If your knees go weak over gold earrings, watches, bracelets, necklaces and anything else, you're not alone. Through history, gold has been the most desirable and popular precious metal and a symbol of wealth and power since antiquity.
But what with karat, color, weight, alloy, design and price, feeling confident about buying the genuine article can be daunting. Robin Morris, a New York-based jeweler whose company Chimaera makes handcrafted fine jewelry, says shopping carefully for the shiny stuff is easier than you think if you have the right information.

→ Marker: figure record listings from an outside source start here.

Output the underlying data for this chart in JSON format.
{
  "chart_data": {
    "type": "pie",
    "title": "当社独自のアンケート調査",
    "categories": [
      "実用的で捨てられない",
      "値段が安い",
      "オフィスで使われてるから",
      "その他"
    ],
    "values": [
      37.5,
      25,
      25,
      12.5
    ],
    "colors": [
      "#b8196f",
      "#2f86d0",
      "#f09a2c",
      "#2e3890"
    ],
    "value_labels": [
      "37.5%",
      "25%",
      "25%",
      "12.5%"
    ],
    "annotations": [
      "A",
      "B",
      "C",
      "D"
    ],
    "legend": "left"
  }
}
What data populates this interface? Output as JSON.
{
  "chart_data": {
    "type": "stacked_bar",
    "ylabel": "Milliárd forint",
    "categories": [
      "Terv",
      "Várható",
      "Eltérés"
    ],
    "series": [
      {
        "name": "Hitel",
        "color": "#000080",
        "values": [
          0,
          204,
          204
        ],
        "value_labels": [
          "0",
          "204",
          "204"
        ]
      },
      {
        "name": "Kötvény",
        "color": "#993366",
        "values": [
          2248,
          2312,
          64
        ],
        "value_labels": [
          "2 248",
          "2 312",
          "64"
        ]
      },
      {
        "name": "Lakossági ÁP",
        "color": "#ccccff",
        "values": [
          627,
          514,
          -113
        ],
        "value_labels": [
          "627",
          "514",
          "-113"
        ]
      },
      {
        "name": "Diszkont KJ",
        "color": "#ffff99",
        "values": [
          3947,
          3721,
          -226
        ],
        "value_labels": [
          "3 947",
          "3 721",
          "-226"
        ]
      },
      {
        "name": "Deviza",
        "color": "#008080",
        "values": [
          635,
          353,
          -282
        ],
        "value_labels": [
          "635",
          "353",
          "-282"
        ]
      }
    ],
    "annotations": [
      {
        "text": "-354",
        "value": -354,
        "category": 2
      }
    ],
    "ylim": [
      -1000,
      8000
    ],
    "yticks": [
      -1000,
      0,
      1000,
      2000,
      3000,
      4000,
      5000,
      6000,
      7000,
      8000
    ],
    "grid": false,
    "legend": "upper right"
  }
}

- Karat with a K. You hear about 24-karat gold, which simply means 100 percent pure gold. Any value below 24 is the amount of pure gold that exists in a mixture, or alloy. With 14 karats, you get 14/24 pure gold, or 58.5 percent gold. The other nongold metals in the mix do not add much real value, but are used to increase strength, hardness and durability, while varying the color. "The standard in Europe is 18 karat, but here folks often buy 14 karat, though it's not considered as prestigious or valuable," Morris says. "It's really about personal preference and cost." You may not like the deeper color of 24-karat gold, for example. But, she notes, you should never go lower than 14 karat, especially for custom pieces. On the other hand, the higher the gold content, the softer the metal. So rings should be made using 14- or 18-karat gold. Jewelry made with 22- or 24-karat gold is best saved for special occasions, Morris advises.
- Mixing gold with other metals. Except for the purest form of 24 karats, gold is usually mixed with other metals like copper, silver, nickel, palladium and zinc, which increase strength, hardness and durability and produce a range of color. Mixing gold makes it more scratch resistant and less vulnerable to damage. "Silver is gorgeous, but it just doesn't last as long because it's a lesser-quality metal and gets dented," Morris says. "But gold will usually last a lifetime. If you're buying a wedding ring or something you want to pass on or wear every day, gold is more durable." Jewelry designers are also able to create more precise designs in gold, Morris adds. For example, designers can get finer detail in gold, and the finish shows up better. However, be careful with pure gold, which can scratch.
- The price. The various karat values in gold create differences in price and color. The lower the karat, the lower the price. Ten-karat gold ranges from $14 to $20 per gram and 14-karat gold ranges from $20 to $30 per gram, while 18-karat gold ranges from $27 to $37 per gram. (The gram weight shows how much gold is used to make the piece.) The higher the weight, the more expensive. But sometimes jewelers charge less per gram in heavier items. So ask for the price of the item, then check the price per gram.
- The color. Gold is yellow by nature in its pure 24-karat form. Mixed with copper, it becomes redder. Silver, zinc and other white and gray metals make gold a paler shade of yellow. Today, Morris says, yellow gold is the most popular, followed by white gold, two-tone gold (yellow and white) and tri-color gold (yellow, rose and white or green gold). Three colors can make jewelry designs more distinctive
- The proof. The legal minimum in the U.S. for gold is 10 karats. And the law says that all gold jewelry must be "hallmarked," meaning every piece of gold jewelry has to be stamped with the amount of karats it contains.
- The quality of the piece. Today, most jewelry is made by precision machines that insure uniformity. But even machine-made pieces need a jeweler's finishing touches. Key areas to inspect are anyplace where the piece moves, for example where separate pieces are joined, like clasps, settings and latches. These areas are where jewelry is most likely to break. Hold the piece in your hand and make sure it feels strong and doesn't snag.
- Buyer beware. Use common sense. "Some stores might say something is gold when it isn't," says Morris. You can't necessarily tell the difference between 18-karat gold and 14-karat gold by looking at it, she adds. "You want to pick a seller who's well known or get a friend's recommendation because to the naked eye it's often hard to tell what's authentic." One typical gimmick is a 40-to-60-percent-off sale in which the "regular" price has been purposely inflated so there's no real savings. As with most things, if '- armed with the right information '- you simply go for a good piece at a fair price, you'll be just fine.